The Victims 

They wouldn’t bury them. They had so many died that they kept putting them in garages, that garage on Veteran Street. Oh, my gosh! He had a couple garages full of caskets…

  1. Anna Van Dyke and Elizabeth Strupczewski 3:20
  2. Esther Davalos 2:25

Anna Van Dyke: My mother went and shaved the men and laid them out, thinking that they were going to be buried, you know. They wouldn’t bury them. They had so many died that they kept putting them in garages, that garage on Veteran Street. Oh, my gosh! He had a couple garages full of caskets…

Elizabeth Strupczewski: Bodies! On Thompson and Allegheny , Schveda. He used to get the people and take them out and pile them in the garage. People smelled something and they notified them. Here, he would take the people out of the coffin and put them in the garage and give the coffin to somebody else and got paid for it. He lost his license and all. The smell would knock you right down through the alley, so they caught up with him. Oh, they used to die. It was an awful disease.

Esther Davalos: Then they had the Flu. The Spanish Influenza and everybody got sick. Everybody. And everybody was so afraid. They wouldn’t even visit you if you had it. So when a family member got sick, he couldn’t expect help from anybody. Although the people at that time were very helpful to each other, but where the Flu was concerned there was no help. I remember we lived in an apartment and mother was in a bed, my sister was in a bed-she had two children, babies as a matter of fact-and there was nothing but my brother, for my brother to do but to become a nurse. So he nursed us. This nineteen year old boy nursed us.
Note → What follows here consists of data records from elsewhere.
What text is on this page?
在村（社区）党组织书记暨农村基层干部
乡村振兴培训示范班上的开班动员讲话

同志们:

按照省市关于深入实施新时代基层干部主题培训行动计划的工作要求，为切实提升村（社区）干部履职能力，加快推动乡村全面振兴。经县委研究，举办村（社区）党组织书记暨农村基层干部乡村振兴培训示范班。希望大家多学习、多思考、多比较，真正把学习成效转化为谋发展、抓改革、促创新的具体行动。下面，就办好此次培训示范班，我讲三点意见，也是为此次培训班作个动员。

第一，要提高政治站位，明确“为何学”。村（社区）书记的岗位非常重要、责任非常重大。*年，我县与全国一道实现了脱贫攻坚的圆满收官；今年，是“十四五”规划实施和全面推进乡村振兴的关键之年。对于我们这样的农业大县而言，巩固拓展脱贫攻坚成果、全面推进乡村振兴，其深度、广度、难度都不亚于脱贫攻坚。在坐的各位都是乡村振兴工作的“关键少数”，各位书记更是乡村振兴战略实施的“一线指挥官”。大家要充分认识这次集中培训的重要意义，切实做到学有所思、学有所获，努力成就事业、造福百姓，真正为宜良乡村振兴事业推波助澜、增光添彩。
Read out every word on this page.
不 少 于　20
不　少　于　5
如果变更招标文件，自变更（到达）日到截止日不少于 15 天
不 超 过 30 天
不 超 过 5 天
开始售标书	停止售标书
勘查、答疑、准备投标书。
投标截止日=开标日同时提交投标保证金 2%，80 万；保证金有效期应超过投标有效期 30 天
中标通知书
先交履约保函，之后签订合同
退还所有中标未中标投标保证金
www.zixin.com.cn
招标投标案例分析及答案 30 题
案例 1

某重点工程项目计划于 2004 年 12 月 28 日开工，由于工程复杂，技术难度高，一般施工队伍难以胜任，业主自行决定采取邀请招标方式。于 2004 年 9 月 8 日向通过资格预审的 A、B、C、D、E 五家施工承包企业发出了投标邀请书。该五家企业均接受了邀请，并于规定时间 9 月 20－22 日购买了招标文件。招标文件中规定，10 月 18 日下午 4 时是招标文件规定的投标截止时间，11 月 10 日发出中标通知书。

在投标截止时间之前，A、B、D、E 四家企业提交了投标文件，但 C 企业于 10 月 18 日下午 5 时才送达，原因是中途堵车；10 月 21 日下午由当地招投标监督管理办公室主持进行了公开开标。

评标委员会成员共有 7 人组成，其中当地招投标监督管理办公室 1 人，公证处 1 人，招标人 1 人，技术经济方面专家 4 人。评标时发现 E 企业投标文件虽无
I remember very vividly seeing him with a syringe giving us enemas, but he pulled us all through. Even my mother and my sister who were deadly, deadly sick. That if it hasn’t been for his good nursing care they would have died. The doctor would rush in and see them and then go out. There was no time for anything. So I remember on Armistice Day was the first time that mother got up on her feet. And holding onto the- different piece furniture she went to a window to watch the parade and the and the festivities because the War was over.